If you don’t want to be like the millions who struggle with their fitness levels, you have to keep it in check. No matter your goals. Whether you’re bulking, trying to lose the weight you gained over the holidays, or just keep track of your fitness level. Your exercise and dieting will only improve if you critically see what you’re doing, and keeping it in track is a great way to do that.

Why You Should Keep Track of Your Progress

You always have that little voice in your head that tells you that you don’t have to give your best every workout. Oh, you can do one lest rep. Oh, don’t worry about working out today. You need the break. Or it bugs you about dieting, saying that eating that extra cookie is okay. You need a good shake if you want to keep your progress in check, and monitoring your fitness is the way to go.

In 2010, studies showed that monitoring and feedback helped therapy patients. One group had monitoring and the other didn’t. The ones who had feedback did not have to be readmitted, while the opposite occurred for the ones who did not.progress_fitness

So just as those patients needed feedback, you need to have plenty of monitoring in your exercise as well. You’ll have fewer relapses and slip-ups if you keep your workout in check. For example, you want to do a month-long challenge to get yourself in gear.

You have no real plan, and you end up randomly running and lifting. At first, it works for a couple days, but without a plan, it doesn’t work. Soon, you’ll fail, and by the end of the first week, you’ve failed. Without a way to keep track of your progress, you end up not pushing yourself.
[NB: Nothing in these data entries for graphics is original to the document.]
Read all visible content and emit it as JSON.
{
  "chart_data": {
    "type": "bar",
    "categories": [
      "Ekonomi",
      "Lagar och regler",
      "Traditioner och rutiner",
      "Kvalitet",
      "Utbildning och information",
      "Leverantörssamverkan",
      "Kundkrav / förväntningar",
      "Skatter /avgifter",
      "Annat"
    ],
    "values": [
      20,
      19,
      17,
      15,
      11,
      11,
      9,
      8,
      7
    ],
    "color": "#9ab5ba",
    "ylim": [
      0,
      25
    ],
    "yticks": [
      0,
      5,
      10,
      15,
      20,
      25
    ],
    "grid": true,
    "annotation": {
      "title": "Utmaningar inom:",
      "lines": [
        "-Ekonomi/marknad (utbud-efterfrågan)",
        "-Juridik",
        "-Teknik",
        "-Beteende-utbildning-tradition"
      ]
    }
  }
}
This causes you to go back to your old habits, and it ends up working horribly for you in the end.

You must have some form of tracking if you want to succeed. Whether it’s an app, a journal, or a calendar, it allows you to accomplish your goals easily. You can see what you’ve completed, what you need to do, and what you want to accomplish. Without it, you’re left in the dark with no plan, and that can be the worst feeling.

What I Should Keep Track Of ?

Calorie Intake-

A few studies have backed this up: if you keep track of what you eat, you can lose twice as much weight as if you don’t. The amount of calories in your food can be quite surprising, and having a goal daily calorie intake can help you lose those extra calories. You can monitor just your calories, or you can look at the foods and their content as well. A few apps and programs to do this with include MyFitnessPal and FitDay.
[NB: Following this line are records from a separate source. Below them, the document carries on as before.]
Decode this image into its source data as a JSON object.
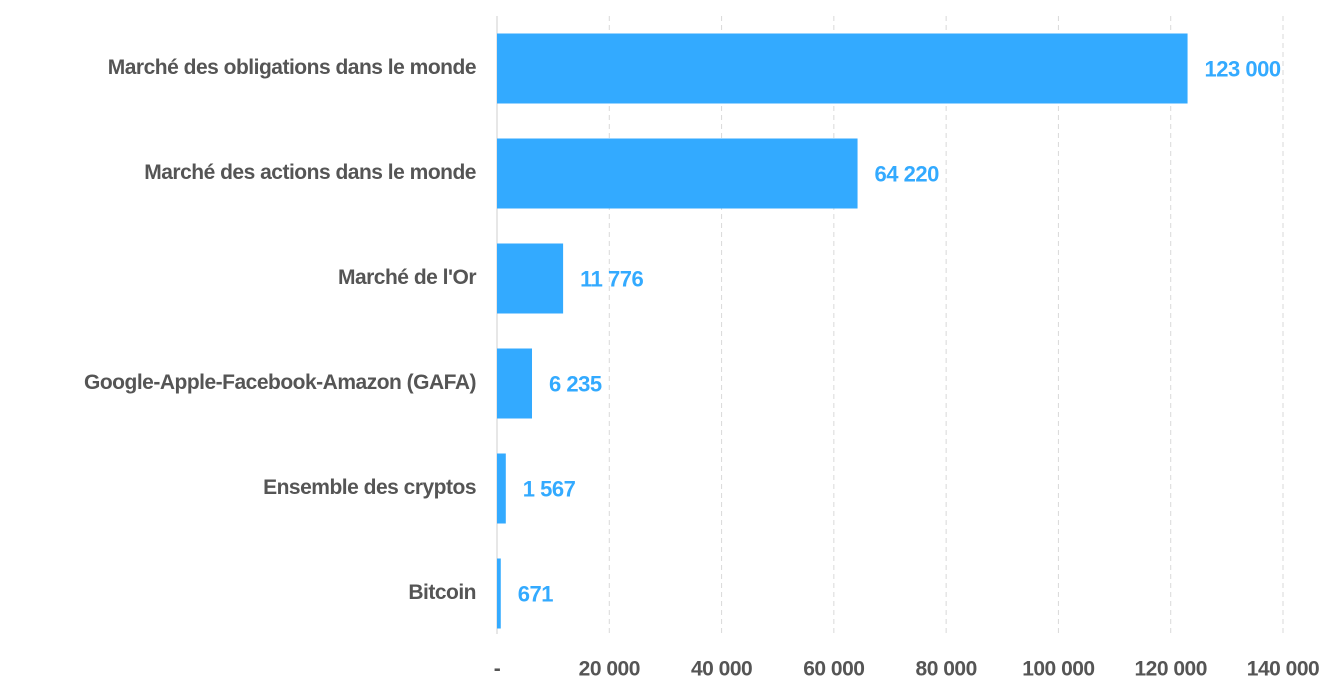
{
  "chart_data": {
    "type": "bar",
    "orientation": "horizontal",
    "categories": [
      "Marché des obligations dans le monde",
      "Marché des actions dans le monde",
      "Marché de l'Or",
      "Google-Apple-Facebook-Amazon (GAFA)",
      "Ensemble des cryptos",
      "Bitcoin"
    ],
    "values": [
      123000,
      64220,
      11776,
      6235,
      1567,
      671
    ],
    "value_labels": [
      "123 000",
      "64 220",
      "11 776",
      "6 235",
      "1 567",
      "671"
    ],
    "color": "#33aaff",
    "xlim": [
      0,
      140000
    ],
    "xticks": [
      {
        "value": 0,
        "label": "-"
      },
      {
        "value": 20000,
        "label": "20 000"
      },
      {
        "value": 40000,
        "label": "40 000"
      },
      {
        "value": 60000,
        "label": "60 000"
      },
      {
        "value": 80000,
        "label": "80 000"
      },
      {
        "value": 100000,
        "label": "100 000"
      },
      {
        "value": 120000,
        "label": "120 000"
      },
      {
        "value": 140000,
        "label": "140 000"
      }
    ],
    "grid": true
  }
}
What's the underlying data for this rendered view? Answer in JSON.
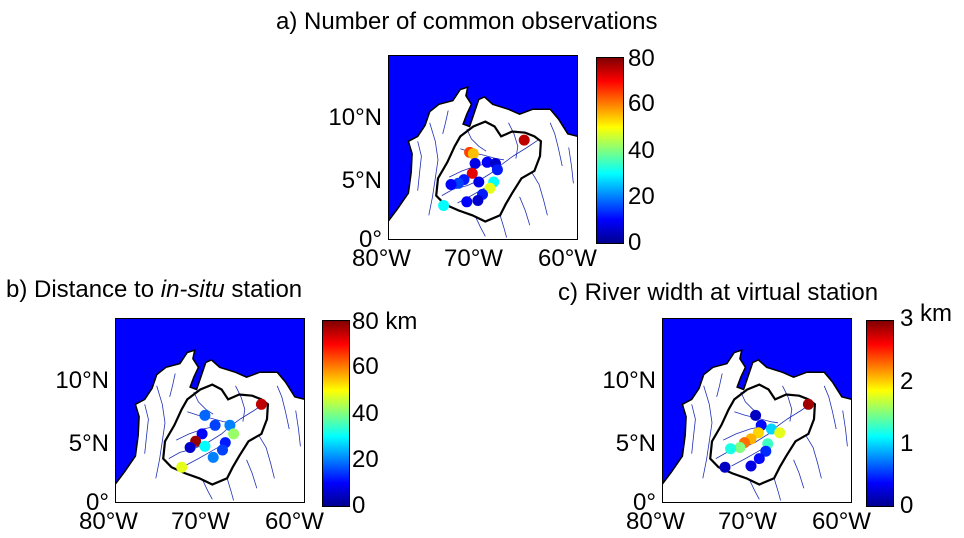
{
  "panels": [
    {
      "id": "a",
      "title": "a) Number of common observations",
      "colorbar": {
        "ticks": [
          "80",
          "60",
          "40",
          "20",
          "0"
        ],
        "unit": ""
      },
      "lat_labels": [
        "10°N",
        "5°N",
        "0°"
      ],
      "lon_labels": [
        "80°W",
        "70°W",
        "60°W"
      ],
      "stations": [
        {
          "lon": -71.2,
          "lat": 7.1,
          "value": 65
        },
        {
          "lon": -70.8,
          "lat": 7.0,
          "value": 55
        },
        {
          "lon": -65.3,
          "lat": 8.1,
          "value": 75
        },
        {
          "lon": -70.6,
          "lat": 6.2,
          "value": 8
        },
        {
          "lon": -69.3,
          "lat": 6.3,
          "value": 10
        },
        {
          "lon": -68.4,
          "lat": 6.2,
          "value": 6
        },
        {
          "lon": -68.2,
          "lat": 5.7,
          "value": 12
        },
        {
          "lon": -70.9,
          "lat": 5.4,
          "value": 72
        },
        {
          "lon": -71.8,
          "lat": 4.9,
          "value": 12
        },
        {
          "lon": -72.4,
          "lat": 4.6,
          "value": 15
        },
        {
          "lon": -73.2,
          "lat": 4.5,
          "value": 10
        },
        {
          "lon": -70.2,
          "lat": 4.7,
          "value": 8
        },
        {
          "lon": -68.6,
          "lat": 4.7,
          "value": 30
        },
        {
          "lon": -69.0,
          "lat": 4.2,
          "value": 48
        },
        {
          "lon": -69.8,
          "lat": 3.7,
          "value": 12
        },
        {
          "lon": -70.3,
          "lat": 3.2,
          "value": 6
        },
        {
          "lon": -71.5,
          "lat": 3.1,
          "value": 10
        },
        {
          "lon": -74.0,
          "lat": 2.8,
          "value": 30
        }
      ]
    },
    {
      "id": "b",
      "title_main": "b) Distance to ",
      "title_italic": "in-situ",
      "title_tail": " station",
      "colorbar": {
        "ticks": [
          "80",
          "60",
          "40",
          "20",
          "0"
        ],
        "unit": "km"
      },
      "lat_labels": [
        "10°N",
        "5°N",
        "0°"
      ],
      "lon_labels": [
        "80°W",
        "70°W",
        "60°W"
      ],
      "stations": [
        {
          "lon": -64.2,
          "lat": 8.0,
          "value": 75
        },
        {
          "lon": -70.3,
          "lat": 7.1,
          "value": 18
        },
        {
          "lon": -69.2,
          "lat": 6.3,
          "value": 15
        },
        {
          "lon": -67.6,
          "lat": 6.3,
          "value": 20
        },
        {
          "lon": -67.2,
          "lat": 5.6,
          "value": 42
        },
        {
          "lon": -70.6,
          "lat": 5.6,
          "value": 10
        },
        {
          "lon": -71.3,
          "lat": 5.0,
          "value": 78
        },
        {
          "lon": -71.9,
          "lat": 4.5,
          "value": 6
        },
        {
          "lon": -70.3,
          "lat": 4.6,
          "value": 30
        },
        {
          "lon": -68.1,
          "lat": 4.9,
          "value": 12
        },
        {
          "lon": -68.4,
          "lat": 4.3,
          "value": 15
        },
        {
          "lon": -69.4,
          "lat": 3.7,
          "value": 20
        },
        {
          "lon": -72.8,
          "lat": 2.9,
          "value": 48
        }
      ]
    },
    {
      "id": "c",
      "title": "c) River width at virtual station",
      "colorbar": {
        "ticks": [
          "3",
          "2",
          "1",
          "0"
        ],
        "unit": "km"
      },
      "lat_labels": [
        "10°N",
        "5°N",
        "0°"
      ],
      "lon_labels": [
        "80°W",
        "70°W",
        "60°W"
      ],
      "stations": [
        {
          "lon": -64.2,
          "lat": 8.0,
          "value": 2.9
        },
        {
          "lon": -69.9,
          "lat": 7.1,
          "value": 0.2
        },
        {
          "lon": -69.3,
          "lat": 6.3,
          "value": 0.4
        },
        {
          "lon": -68.2,
          "lat": 6.0,
          "value": 1.0
        },
        {
          "lon": -67.3,
          "lat": 5.7,
          "value": 1.8
        },
        {
          "lon": -69.6,
          "lat": 5.7,
          "value": 2.0
        },
        {
          "lon": -70.4,
          "lat": 5.2,
          "value": 2.1
        },
        {
          "lon": -71.1,
          "lat": 4.9,
          "value": 2.3
        },
        {
          "lon": -71.6,
          "lat": 4.5,
          "value": 1.5
        },
        {
          "lon": -72.6,
          "lat": 4.4,
          "value": 1.2
        },
        {
          "lon": -68.6,
          "lat": 4.8,
          "value": 1.3
        },
        {
          "lon": -68.8,
          "lat": 4.2,
          "value": 0.5
        },
        {
          "lon": -69.5,
          "lat": 3.6,
          "value": 0.4
        },
        {
          "lon": -70.4,
          "lat": 3.0,
          "value": 0.3
        },
        {
          "lon": -73.2,
          "lat": 2.9,
          "value": 0.2
        }
      ]
    }
  ],
  "colors": {
    "ocean": "#0000ff",
    "land": "#ffffff",
    "river": "#1f2fb5",
    "basin": "#000000"
  }
}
The Growth of Your Muscles-

If you want to be a bodybuilder, you need to start with a certain weight. As your muscles bulk, you can have more weight and lift more when it comes to reps. If you don’t want a plateau, keep track of your muscle increases and how much weight you can lift, and it can help to progress muscle growth.


You always need to push yourself when it comes to cardio. If you’re beginning, keeping track is a good way to see your limitations and give your body more endurance. Calculate the distance how long you’ve ran. This will help you to determine how long your next exercise needs to be.

Tracking Your Fat Loss-

It’s not just about the pounds, but also about the fat you’ve lost. Weigh yourself every week, and get a test done monthly to see how much fat you have. Monitor your muscle and fat levels, and soon you can have the ideal weight. Some people think that the weight on the scale is the only thing that matters, but if you start a muscle-building exercise, you may see an increase on the scale. Your muscles store energy and water, so they weigh more. Body composition tests are the true way to figuring out your health.

The body composition test will determine how much fat you have versus how much lean weight you have. Your goal may not be to lose weight, but to lose the fat. By having more body weight that’s lean, you burn more calories. This gets rid of the fat even more. Don’t worry too much about the scale, but instead keep track of everything else. By doing that, you’ll push yourself even more.